Optical Characterization of Nanometer-thin Flakes of Fe(Te,Se) Superconductor in the Visible and Near-Infrared Regime

The discovery of iron-based superconductors (IBS) in 2008 introduced a new class of materials for high-temperature superconductors beyond copper-based materials. Among IBS, iron- chalcogenides such as Fe(Te, Se) have attracted great attention recently due to many enticing properties such as simple crystal structure, high-temperature superconductivity, intrinsic topological band structure, and an unconventional pairing of superconductivity with ferromagnetism. Most of the studies on Fe(Te,Se) have been focused on its magnetic properties, and the optical properties of nanometer- thin films or flakes of Fe(Te,Se) for photonic applications in visible to near-IR wavelengths over a wide range of temperatures remain relatively unexplored.
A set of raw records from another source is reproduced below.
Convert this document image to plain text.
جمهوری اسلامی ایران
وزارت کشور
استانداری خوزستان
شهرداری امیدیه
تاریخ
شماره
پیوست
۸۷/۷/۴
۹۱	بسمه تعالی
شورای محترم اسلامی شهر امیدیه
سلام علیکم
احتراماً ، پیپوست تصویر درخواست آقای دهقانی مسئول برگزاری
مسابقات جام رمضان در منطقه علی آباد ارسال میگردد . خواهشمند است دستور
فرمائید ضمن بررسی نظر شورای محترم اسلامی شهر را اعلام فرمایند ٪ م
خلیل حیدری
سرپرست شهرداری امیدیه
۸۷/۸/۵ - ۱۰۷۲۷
In this work, we report measurement of the complex-valued in-plane refractive index of nanometer-thin Fe(Te,Se) flake for photon wavelengths from 450 to 1100 nm over a temperature range from 4 K to 295 K. To obtain the complex refractive index, we employed a two-Drude model for the dielectric function of Fe(Te,Se) and the transfer matrix method to account for interference effects. In the superconducting state (4 K), the refractive index and the extinction coefficient vary in the range of 2.81 - 4.26 and 2.31 - 3.21, respectively. In the normal state (295 K), they vary between 2.79 - 4.38 and 2.14 - 3.04. A higher extinction coefficient of Fe(Te,Se) is advantageous for photodetection applications.